Overall, Curtis Banks administers a total of 77,552 Sipps, up 3.5 per cent from the 74,900 it had at the same time last year and up 1.4 per cent on December, when numbers stood at 76,474.

Assets under administration have grown 8.6 per cent in the year, from £23.1bn to £25.1bn, the company said in a trading update published this morning (6 September).

The provider’s profits before tax increased by 17 per cent to £4.8m, from £4.1m at the end of June 2017, while the operating revenue grew by 7.5 per cent to £23m.

According to Rupert Curtis, chief executive of Curtis Banks, the provider made "good progress" during the first half of the year.

He said: "These results show encouraging growth in profits during a period in which we concentrated on completing our consolidation activities and preparing the launch of our new Sipp proposition."

The acquisition of Suffolk Life was concluded last May, with the number of Sipps administered by Curtis Banks doubling after the deal.

Mr Curtis continued: "We have focused on further investment in the business to support continued organic growth and build on our position as the UK’s largest dedicated Sipp provider. 

"This has involved developing a new sales team and a new Sipp proposition, both of which will be operating in the second half of this year. 

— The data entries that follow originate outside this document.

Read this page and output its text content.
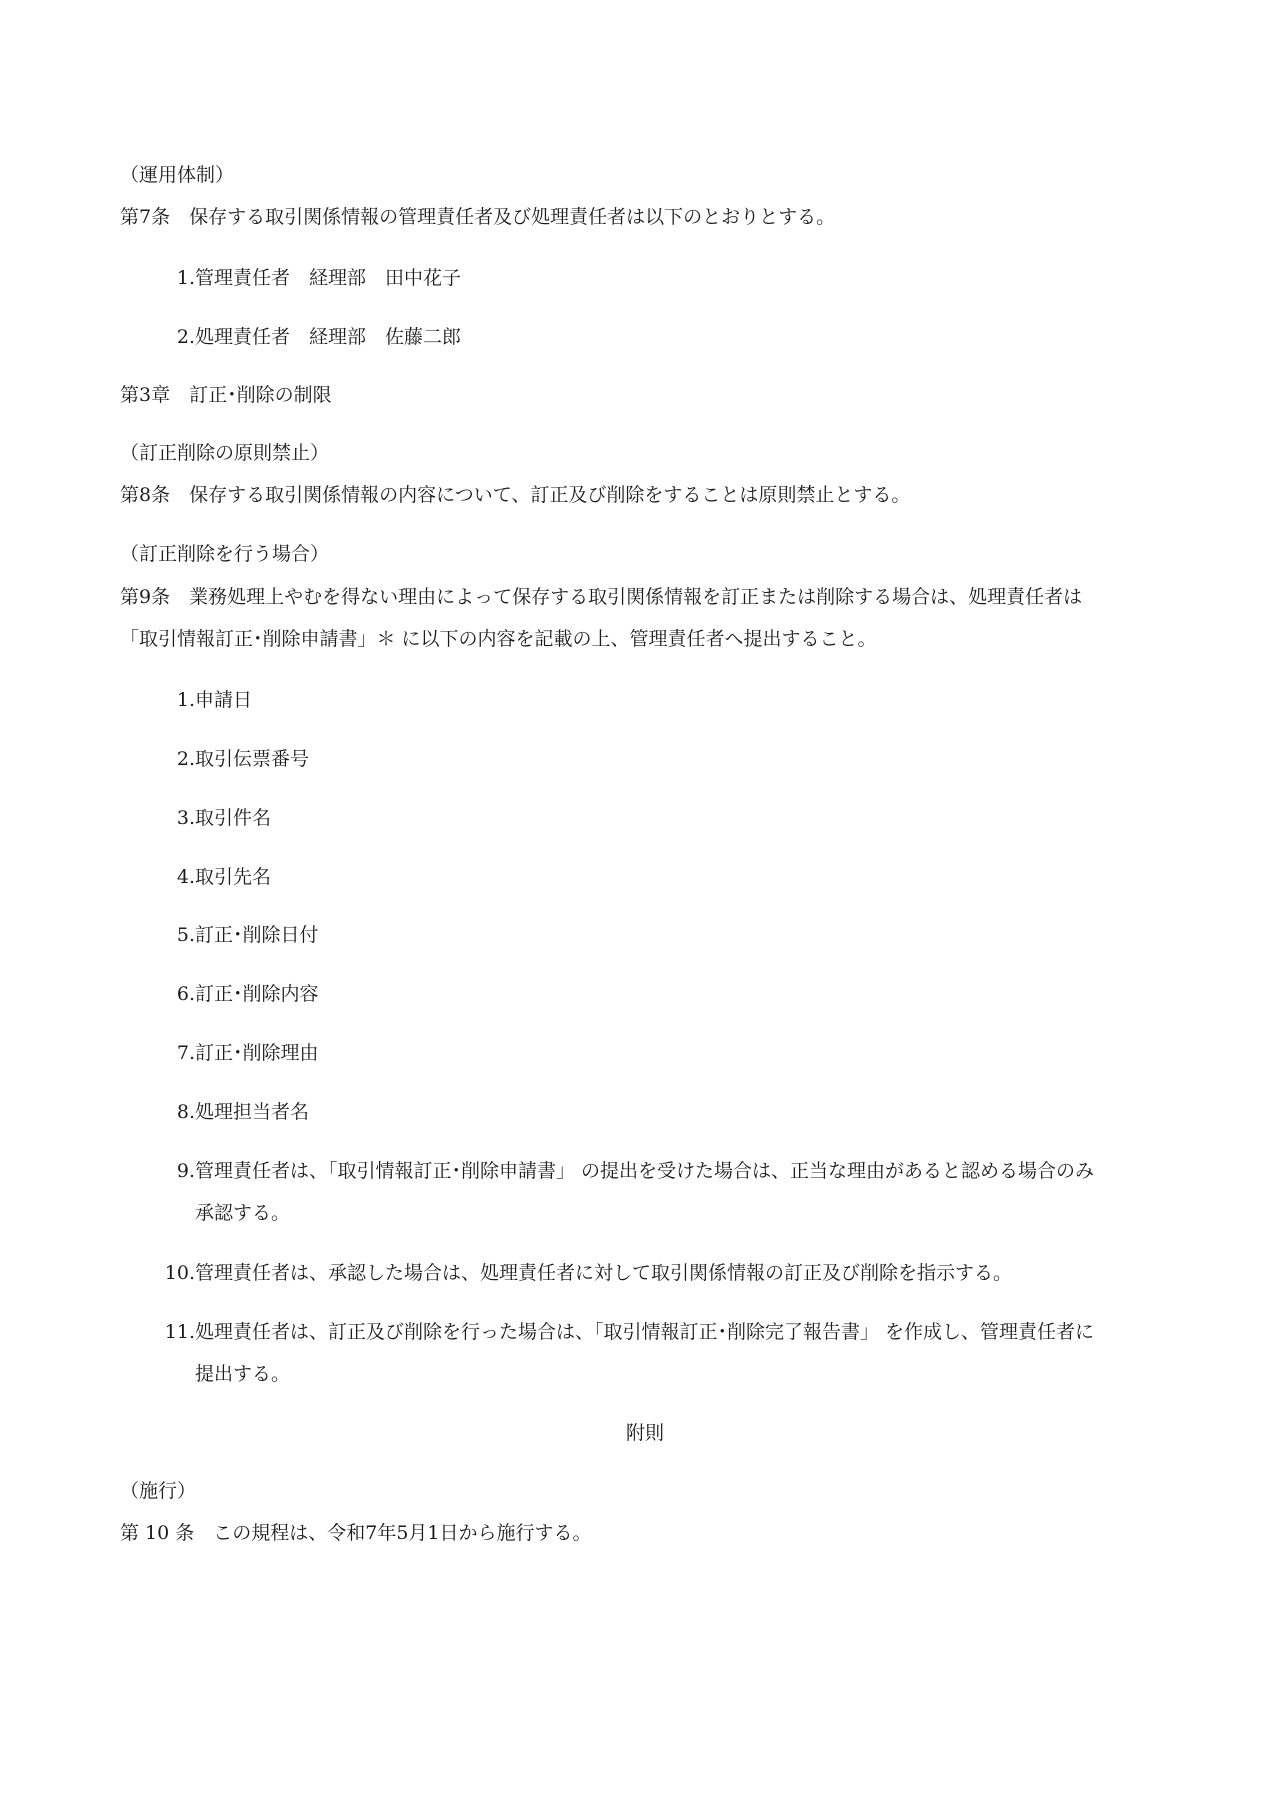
（運用体制）
第7条　保存する取引関係情報の管理責任者及び処理責任者は以下のとおりとする。
1. 管理責任者　経理部　田中花子
2. 処理責任者　経理部　佐藤二郎
第3章　訂正･削除の制限
（訂正削除の原則禁止）
第8条　保存する取引関係情報の内容について、訂正及び削除をすることは原則禁止とする。
（訂正削除を行う場合）
第9条　業務処理上やむを得ない理由によって保存する取引関係情報を訂正または削除する場合は、処理責任者は
「取引情報訂正･削除申請書」＊ に以下の内容を記載の上、管理責任者へ提出すること。
1. 申請日
2. 取引伝票番号
3. 取引件名
4. 取引先名
5. 訂正･削除日付
6. 訂正･削除内容
7. 訂正･削除理由
8. 処理担当者名
9. 管理責任者は、「取引情報訂正･削除申請書」 の提出を受けた場合は、正当な理由があると認める場合のみ
承認する。
10. 管理責任者は、承認した場合は、処理責任者に対して取引関係情報の訂正及び削除を指示する。
11. 処理責任者は、訂正及び削除を行った場合は、「取引情報訂正･削除完了報告書」 を作成し、管理責任者に
提出する。
附則
（施行）
第 10 条　この規程は、令和7年5月1日から施行する。
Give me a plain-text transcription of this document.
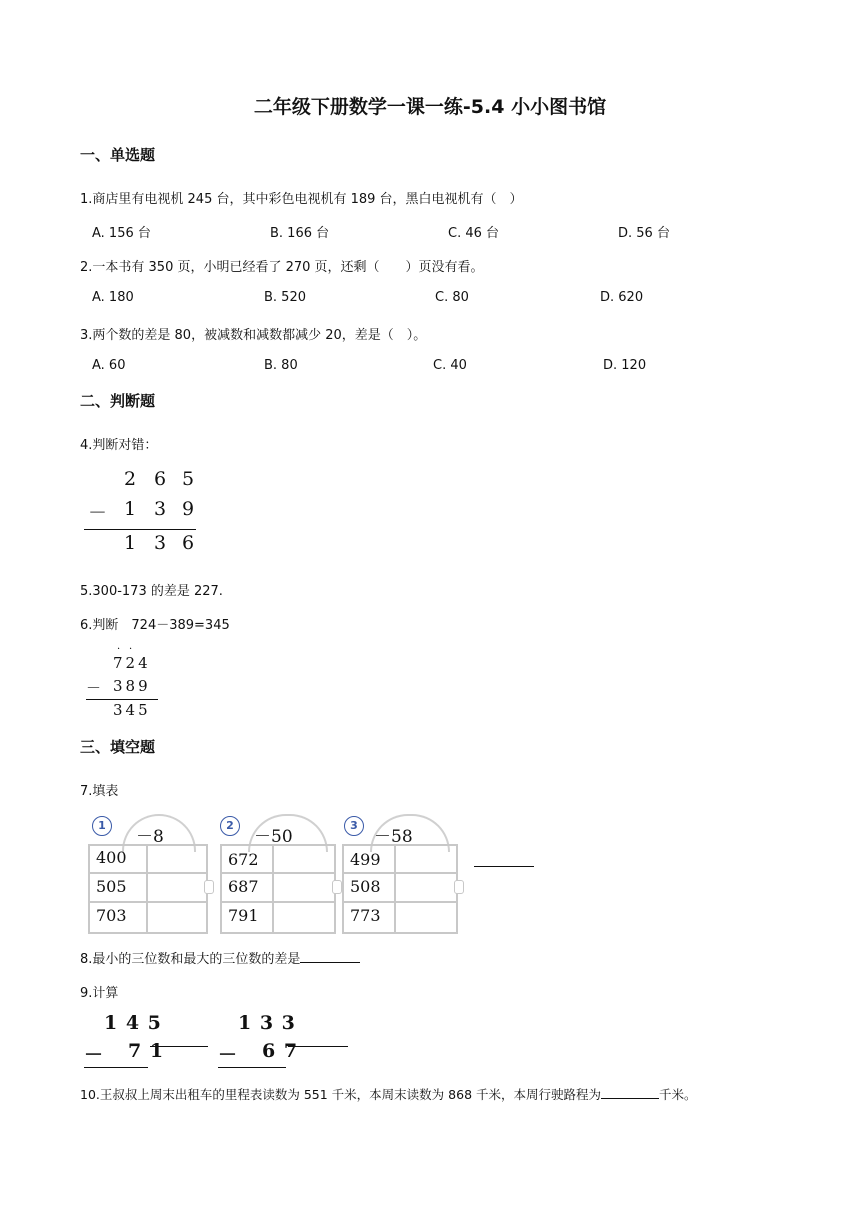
二年级下册数学一课一练-5.4 小小图书馆
一、单选题
1.商店里有电视机 245 台，其中彩色电视机有 189 台，黑白电视机有（　）
A. 156 台	B. 166 台	C. 46 台	D. 56 台
2.一本书有 350 页，小明已经看了 270 页，还剩（　　）页没有看。
A. 180	B. 520	C. 80	D. 620
3.两个数的差是 80，被减数和减数都减少 20，差是（　）。
A. 60	B. 80	C. 40	D. 120
二、判断题
4.判断对错：
2 6 5
－ 1 3 9
1 3 6
5.300-173 的差是 227.
6.判断　724－389=345
· ·
724
－ 389
345
三、填空题
7.填表
1
－8
400
505
703
2
－50
672
687
791
3
－58
499
508
773
8.最小的三位数和最大的三位数的差是
9.计算
1 4 5
－ 7 1
1 3 3
－ 6 7
10.王叔叔上周末出租车的里程表读数为 551 千米，本周末读数为 868 千米，本周行驶路程为	千米。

"We are well positioned to grow the business and are also proactively exploring possible acquisitions. The investments we are making across the business put us in good stead for the future, broadening our penetration of the Sipp market and creating further shareholder value."

Mr Curtis will be stepping down from his current role at the end of the year, when Will Self, deputy chief executive officer, will take over as CEO.

Mr Curtis added: "I am delighted to confirm that I will remain actively involved as a senior adviser to the business."